In itself this is great poetry (note how the last three lines are linked - by whirl'd/World, shook/shine - so as to reinforce Johnson's notion of the homogeneity of human experience) but I would like to draw particular attention to the rhyming of whirl'd/World. This quibble is used by Eliot in the fifth section of his 1927 poem 'Ash Wednesday':

"If the lost word is lost, if the spent word is spent
If the unheard, unspoken
Word is unspoken, unheard;
Still is the unspoken word, the Word unheard,
The Word without a word, the Word within
The world and for the world;
And the light shone in darkness and
Against the Word the unstilled world still whirled
About the centre of the silent Word."

Like another poet Eliot greatly admired, George Herbert, the propinquity of 'world' and 'whirled' is a serious pun. It manifests one of the great possibilities of poetry: it appeals to both the ear and the eye.

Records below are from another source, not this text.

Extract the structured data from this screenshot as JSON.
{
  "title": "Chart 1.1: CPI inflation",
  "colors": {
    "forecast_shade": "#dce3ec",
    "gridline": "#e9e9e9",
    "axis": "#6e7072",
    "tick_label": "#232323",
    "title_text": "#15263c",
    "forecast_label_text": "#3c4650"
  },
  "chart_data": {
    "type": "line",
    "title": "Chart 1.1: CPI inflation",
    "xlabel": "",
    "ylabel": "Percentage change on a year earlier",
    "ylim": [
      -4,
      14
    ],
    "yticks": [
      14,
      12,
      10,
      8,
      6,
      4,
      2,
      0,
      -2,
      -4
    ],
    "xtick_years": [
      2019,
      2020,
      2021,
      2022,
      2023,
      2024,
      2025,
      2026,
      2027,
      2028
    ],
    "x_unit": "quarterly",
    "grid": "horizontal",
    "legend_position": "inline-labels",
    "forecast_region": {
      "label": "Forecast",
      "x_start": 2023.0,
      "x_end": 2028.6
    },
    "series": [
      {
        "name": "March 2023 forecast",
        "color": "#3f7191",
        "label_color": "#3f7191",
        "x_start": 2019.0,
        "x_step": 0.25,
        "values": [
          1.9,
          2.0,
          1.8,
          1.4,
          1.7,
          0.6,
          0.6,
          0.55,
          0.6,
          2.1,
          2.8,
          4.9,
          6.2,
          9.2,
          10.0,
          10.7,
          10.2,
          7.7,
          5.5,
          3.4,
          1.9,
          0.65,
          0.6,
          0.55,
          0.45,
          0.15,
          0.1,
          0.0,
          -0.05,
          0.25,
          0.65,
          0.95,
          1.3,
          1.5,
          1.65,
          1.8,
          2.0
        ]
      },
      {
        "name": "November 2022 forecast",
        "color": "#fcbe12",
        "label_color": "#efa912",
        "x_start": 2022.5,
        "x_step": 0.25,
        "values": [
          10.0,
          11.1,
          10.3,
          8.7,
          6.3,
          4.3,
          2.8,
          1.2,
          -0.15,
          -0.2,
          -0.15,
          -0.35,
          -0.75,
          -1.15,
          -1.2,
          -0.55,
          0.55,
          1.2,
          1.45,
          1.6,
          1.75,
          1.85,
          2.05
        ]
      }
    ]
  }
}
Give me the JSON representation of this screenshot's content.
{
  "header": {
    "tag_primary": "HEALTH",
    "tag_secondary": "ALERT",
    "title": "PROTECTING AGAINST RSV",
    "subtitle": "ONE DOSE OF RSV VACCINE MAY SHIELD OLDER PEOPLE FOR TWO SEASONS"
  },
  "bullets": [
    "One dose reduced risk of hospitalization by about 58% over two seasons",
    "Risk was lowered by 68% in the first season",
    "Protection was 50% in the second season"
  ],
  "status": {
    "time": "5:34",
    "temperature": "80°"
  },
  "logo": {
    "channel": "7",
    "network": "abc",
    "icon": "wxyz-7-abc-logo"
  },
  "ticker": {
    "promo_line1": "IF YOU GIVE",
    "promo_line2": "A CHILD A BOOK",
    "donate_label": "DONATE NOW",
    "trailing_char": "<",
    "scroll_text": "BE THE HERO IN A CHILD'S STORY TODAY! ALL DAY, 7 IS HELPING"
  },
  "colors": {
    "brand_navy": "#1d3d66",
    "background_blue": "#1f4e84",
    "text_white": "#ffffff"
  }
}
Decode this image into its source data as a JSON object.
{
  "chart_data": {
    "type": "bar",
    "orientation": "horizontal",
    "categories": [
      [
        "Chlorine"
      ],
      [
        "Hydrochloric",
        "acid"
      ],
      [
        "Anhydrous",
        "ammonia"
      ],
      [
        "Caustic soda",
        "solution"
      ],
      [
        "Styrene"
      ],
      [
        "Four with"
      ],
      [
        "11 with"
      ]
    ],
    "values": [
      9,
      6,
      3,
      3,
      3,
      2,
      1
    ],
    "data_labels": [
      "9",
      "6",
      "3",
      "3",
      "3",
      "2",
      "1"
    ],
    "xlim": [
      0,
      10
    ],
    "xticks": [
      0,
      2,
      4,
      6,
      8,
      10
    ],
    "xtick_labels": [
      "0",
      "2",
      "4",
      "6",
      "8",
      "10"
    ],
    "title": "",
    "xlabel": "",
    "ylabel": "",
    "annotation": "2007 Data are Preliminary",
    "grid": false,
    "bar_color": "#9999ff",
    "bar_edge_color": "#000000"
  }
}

Johnson's diction also seems to surface in Little Gidding. Compare:

"remember'd Folly stings" (Johnson)
"Then fool's approval stings" (Eliot);
"Now lacerated Friendship claims a Tear" (Johnson)
"the laceration/Of laughter at what ceases to amuse" (Eliot)

I am not suggesting that "The Vanity of Human Wishes" was a direct influence on Eliot's poetry in the way that Jules Laforgue informs his first volume, Theophile Gautier his second, Ezra Pound his third (and so on); instead, I am drawing attention to the ways in which phrases from a poem we know Eliot admired surface several times in his own poetry - intentionally or not.